Yaşadığını bilmek öldürüyordu beni. Olabildiğince kendime itiraf etmemeye çalışıyordum fakat yaptığım her bir işin arka planında bu düşünce yatıyor, odaklanışımı yarıya indiriyordu. Tıpkı sürekli açık kalan bir ölüm uygulaması gibi enerjimi yiyip bitiriyordu.
Artık buna bir son vermem gerekiyordu.
*****
Asılı, köstekli saat biçimindeki duvar saatinin akrep ve yelkovanını kısa bir süreliğine takip ettim. Saat epey ilerlemiş, bunun paralelinde otel konuklardan arınmaya başlamıştı.
Babam, iş arkadaşlarını ve onların ailelerini uğurlarken soğuktan üşümüş elini, sırtıma koyunca irkildim.
"Araba kapıda. Hadi biz de gidelim."
Stresli duruşumu belli etmemeye çalışarak ona bakarken dudağımı dişlemekten alamamıştım kendimi. İç iradem zayıflıyordu, vazgeçmek üzereydim.
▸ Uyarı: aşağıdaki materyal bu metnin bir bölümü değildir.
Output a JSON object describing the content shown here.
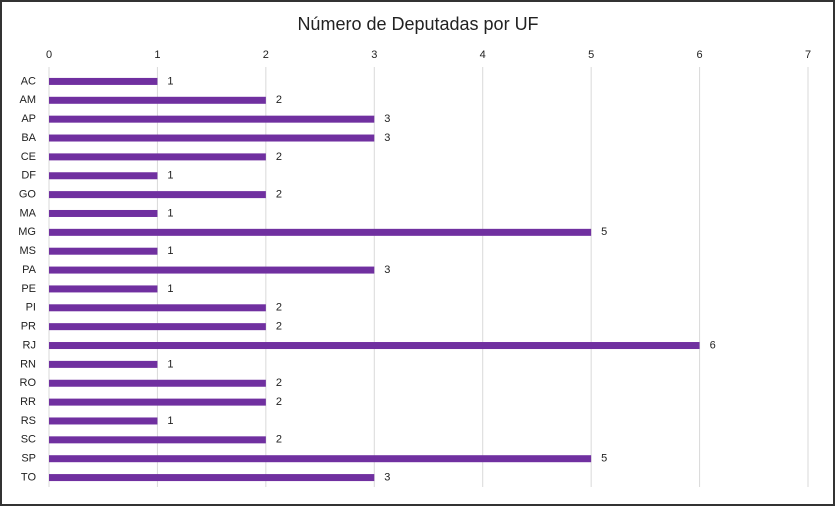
{
  "chart_data": {
    "type": "bar",
    "orientation": "horizontal",
    "title": "Número de Deputadas por UF",
    "categories": [
      "AC",
      "AM",
      "AP",
      "BA",
      "CE",
      "DF",
      "GO",
      "MA",
      "MG",
      "MS",
      "PA",
      "PE",
      "PI",
      "PR",
      "RJ",
      "RN",
      "RO",
      "RR",
      "RS",
      "SC",
      "SP",
      "TO"
    ],
    "values": [
      1,
      2,
      3,
      3,
      2,
      1,
      2,
      1,
      5,
      1,
      3,
      1,
      2,
      2,
      6,
      1,
      2,
      2,
      1,
      2,
      5,
      3
    ],
    "color": "#7030a0",
    "xlim": [
      0,
      7
    ],
    "xticks": [
      0,
      1,
      2,
      3,
      4,
      5,
      6,
      7
    ],
    "grid": true
  }
}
Önümde iki seçenek vardı. Ya şimdi eve gidip sıkıntı içinde derin bir uykuya dalacaktım ya da bu mesajın kaynağını öğrenmeye çalışacaktım. Belki de kaybettiğim birine ulaşacaktım.
Bana bu şekilde her türlü ulaşmayı becerebilen birisine karşı yalnızdım. Fakat bu, yılların bana aşıladığı karanlık ruh hali ve umutsuzluğa karşı koyuş hakkı tanıyordu. İlk kez.
Kararımı verdim.
"Babacığım, beni bırakması için Kayra'yla konuşmuştum ben zaten. Senin annemlerle gideceğini düşünmüştüm."
Ciddi anlamda yorulmuş ebeveynim bir an önce evine ulaşmak için çok ısrar etmedi ve "O zaman evde görüşürüz," deyip şoförü kapısında bekleyen arabasına yöneldi. Eray amca ile vedalaşırken Kayra'nın da o arabada olduğundan habersizdi.
Uzaklaşmalarını bekleyip lobiye geri döndüm. Üniformalı görevlilerin en yetkilisinin hangisi olduğunu kestirmeye çalışırken arkamdan gelen "İris Hanım," uyarısıyla yerimden sıçradım. Utanç içinde bakışlarımı adama çıkartırken bana meraklı gözlerle baktığını gördüm. Evet, bu, gecenin başında tanıştığım güvenlik görevlisi şefi olduğunu hatırladım.
"Bir sorun mu var acaba? Babanızın ayrıldığını gördüm?"
Babamla ilgili olmadığını belirtircesine başımı salladım. "Aslında sizden bir ricam olacaktı..." Smokinin üzerine iliştirilmiş yaka kartına baktım. "Cenk Bey."
Aynı yalan uydururken ki yaptığım gibi gözlerimi herhangi alakasız bir yere sabitlemiştim bilinçsizce. "Bugünkü personel listesini görmem gerekiyor. Acaba ayarlayabilir misiniz?"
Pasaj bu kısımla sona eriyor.